Name Graham Taylor
Current post Newly qualified, teaching design technology at De Aston school in Market Rasen, Lincolnshire
When I left school it was a toss up between teaching or becoming a golfer.
The opportunity was there to pursue golf, so I took it. I'd played golf since I was 10 and took part in various school championships. That led me to the route of wanting to turn professional and pursue it as a career.
I joined the Professional Golfers' Association's training scheme, a three-year course which involved a variety of studies. From there, I worked at Market Rasen golf club from 1992 to 1997 as assistant professional. But I reached a point where I realised I wasn't going to make it as a player. I decided it wasn't what I was looking for; I wanted something to push me further.

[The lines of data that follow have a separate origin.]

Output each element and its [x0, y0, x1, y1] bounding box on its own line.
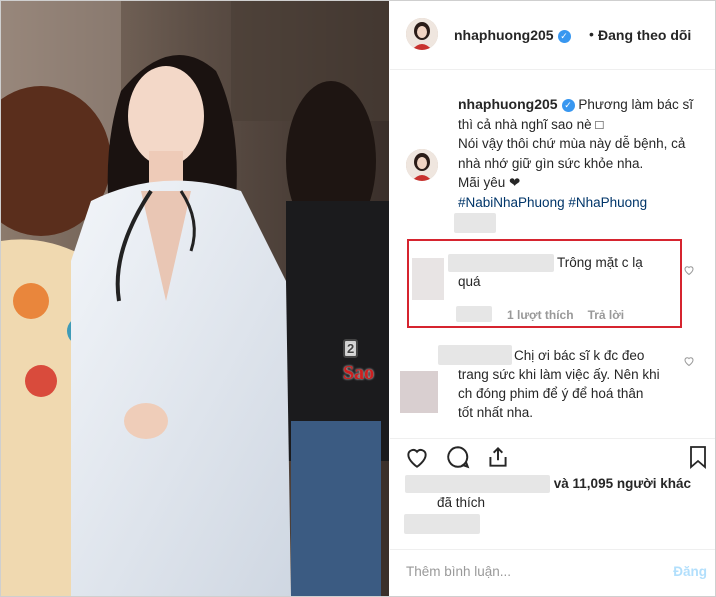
commenter-avatar-redacted[interactable]	[412, 258, 444, 300]
likes-liked-text: đã thích	[437, 495, 486, 511]
caption-line: Phương làm bác sĩ	[578, 97, 694, 112]
redacted-username	[448, 254, 554, 272]
caption-line: nhà nhớ giữ gìn sức khỏe nha.	[458, 155, 644, 171]
action-bar	[390, 438, 715, 475]
author-avatar[interactable]	[406, 18, 438, 50]
hashtag-link[interactable]: #NabiNhaPhuong	[458, 195, 565, 210]
comment-text: ch đóng phim để ý để hoá thân	[458, 386, 644, 401]
heart-icon[interactable]	[404, 444, 430, 470]
heart-icon[interactable]	[683, 264, 695, 276]
comment-icon[interactable]	[445, 444, 471, 470]
comment-text: Chị ơi bác sĩ k đc đeo	[514, 348, 645, 363]
comment-likes-count[interactable]: 1 lượt thích	[507, 308, 574, 322]
hashtag-link[interactable]: #NhaPhuong	[568, 195, 647, 210]
add-comment-bar: Thêm bình luận... Đăng	[390, 549, 715, 596]
redacted-timestamp	[456, 306, 492, 322]
caption-line: Nói vậy thôi chứ mùa này dễ bệnh, cả	[458, 136, 686, 151]
caption-author-avatar[interactable]	[406, 149, 438, 181]
redacted-timestamp	[404, 514, 480, 534]
redacted-timestamp	[454, 213, 496, 233]
comment-text: trang sức khi làm việc ấy. Nên khi	[458, 367, 660, 382]
caption-line: thì cả nhà nghĩ sao nè □	[458, 116, 604, 132]
likes-count[interactable]: và 11,095 người khác	[554, 476, 691, 491]
redacted-username	[438, 345, 512, 365]
comment-text: Trông mặt c lạ	[557, 255, 643, 270]
reply-button[interactable]: Trả lời	[588, 308, 625, 322]
following-button[interactable]: Đang theo dõi	[598, 27, 691, 43]
author-username-row: nhaphuong205 ✓	[454, 27, 571, 45]
comment-text: tốt nhất nha.	[458, 405, 534, 420]
heart-icon[interactable]	[683, 355, 695, 367]
post-header: nhaphuong205 ✓ • Đang theo dõi	[390, 1, 715, 70]
bookmark-icon[interactable]	[686, 444, 710, 470]
separator-dot: •	[589, 26, 594, 42]
watermark-logo: 2Sao	[343, 339, 375, 384]
commenter-avatar-redacted[interactable]	[400, 371, 438, 413]
post-side-panel: nhaphuong205 ✓ • Đang theo dõi nhaphuong2…	[390, 1, 715, 596]
likes-summary: và 11,095 người khác đã thích	[405, 474, 705, 512]
post-photo[interactable]: 2Sao	[1, 1, 389, 596]
verified-icon: ✓	[561, 99, 575, 112]
instagram-post-window: 2Sao nhaphuong205 ✓ • Đang theo dõi nhap…	[0, 0, 716, 597]
comment-input[interactable]: Thêm bình luận...	[406, 564, 511, 579]
caption-line: Mãi yêu ❤	[458, 175, 521, 190]
comment-text: quá	[458, 274, 481, 289]
redacted-liker	[405, 475, 550, 494]
author-username[interactable]: nhaphuong205	[454, 27, 554, 43]
caption-username[interactable]: nhaphuong205	[458, 96, 558, 112]
share-icon[interactable]	[485, 444, 511, 470]
post-comment-button[interactable]: Đăng	[673, 564, 707, 579]
post-caption: nhaphuong205 ✓ Phương làm bác sĩ thì cả n…	[458, 95, 704, 212]
verified-icon: ✓	[557, 30, 571, 43]
comment-meta: 1 lượt thích Trả lời	[507, 308, 638, 322]
post-photo-illustration	[1, 1, 389, 596]
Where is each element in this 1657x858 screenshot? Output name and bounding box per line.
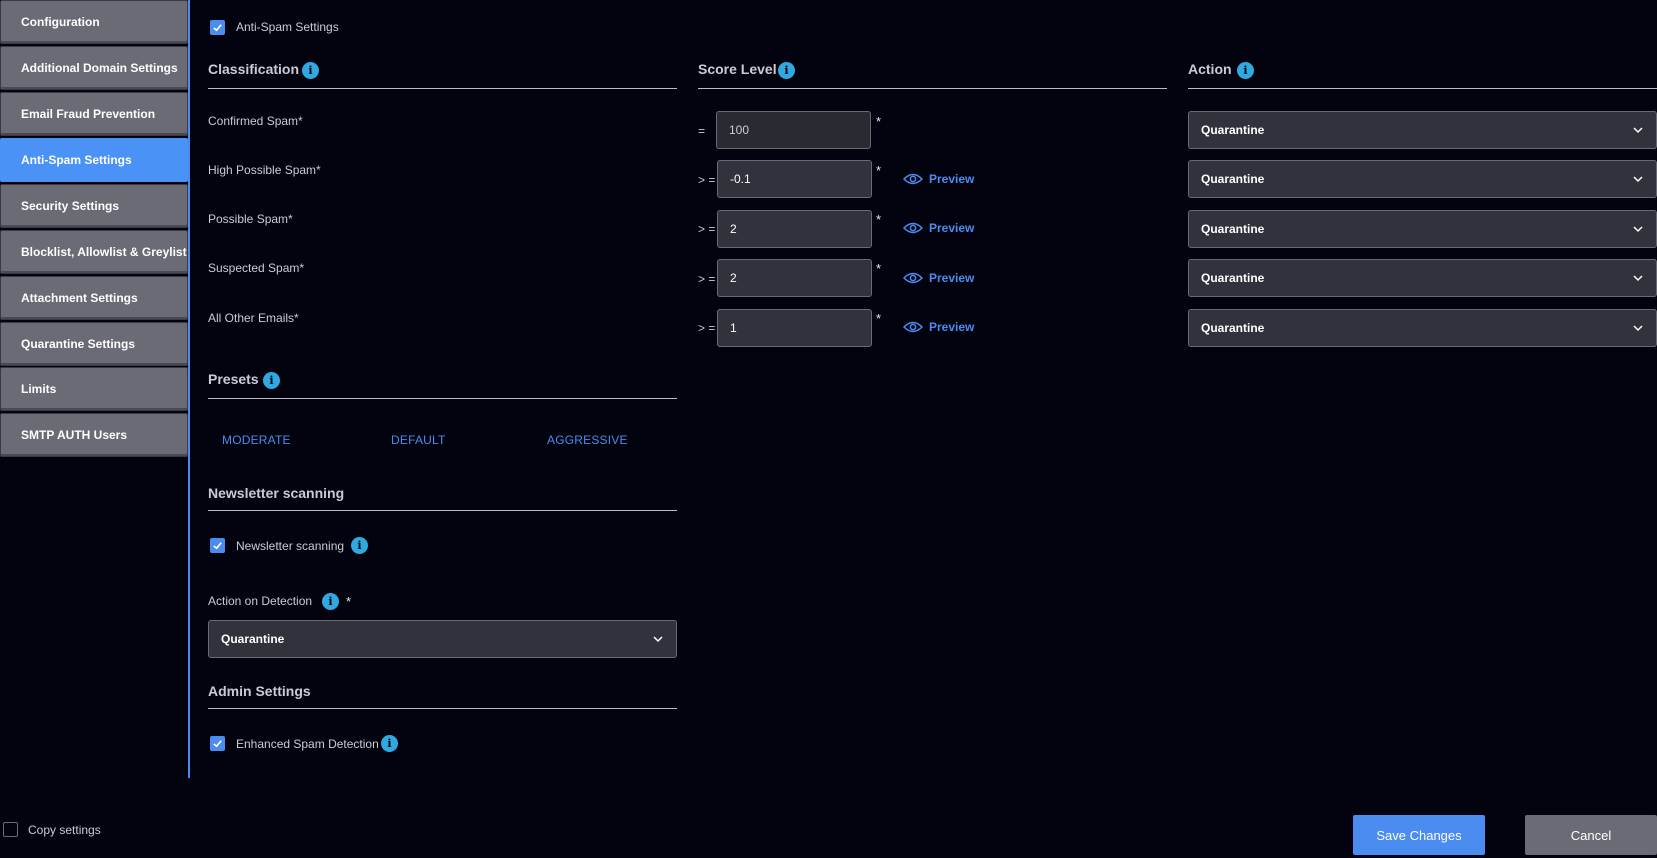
chevron-down-icon (1633, 325, 1643, 332)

I got a place at Nottingham Trent University studying design technology for four years, which included a year of industrial experience. I could have gone on to gain qualified teacher status, but I was offered what seemed a very exciting opportunity at another local golf club, so I decided to take that.
With hindsight it wasn't the best decision and it didn't turn out the way they said it would. So I called in at De Aston school - where I was once a pupil - to see a couple of my old teachers. And they told me about the graduate teacher programme, which I enrolled on last year.
My time as a teacher has, so far, been very positive. I've taken some GCSE classes, some A-level classes, and I'm doing a bit of key stage 3 work. I like the fact that every lesson there's something different. There's a different topic, different people to deal with, different problems and solutions. But I'm always helping pupils - and that is rewarding. You can see when the kids really enjoy something.
It's interesting teaching at my old school. When I was a golf pro I taught some adult education classes here, and that was bizarre - I was teaching my former teachers.
But the sport has proved to be a real asset in the job. In games lessons students have the chance to play golf for the first time, and some of them have taken it up after school. It's given me a lot of credibility as a teacher - if you have an ability to do something, people respect that.
I don't regret the path I've chosen. If I hadn't had a go at golf, I would have always been wishing I'd tried it. As things have worked out, I incorporate golf in games lessons and school teams. I've got the best of both worlds.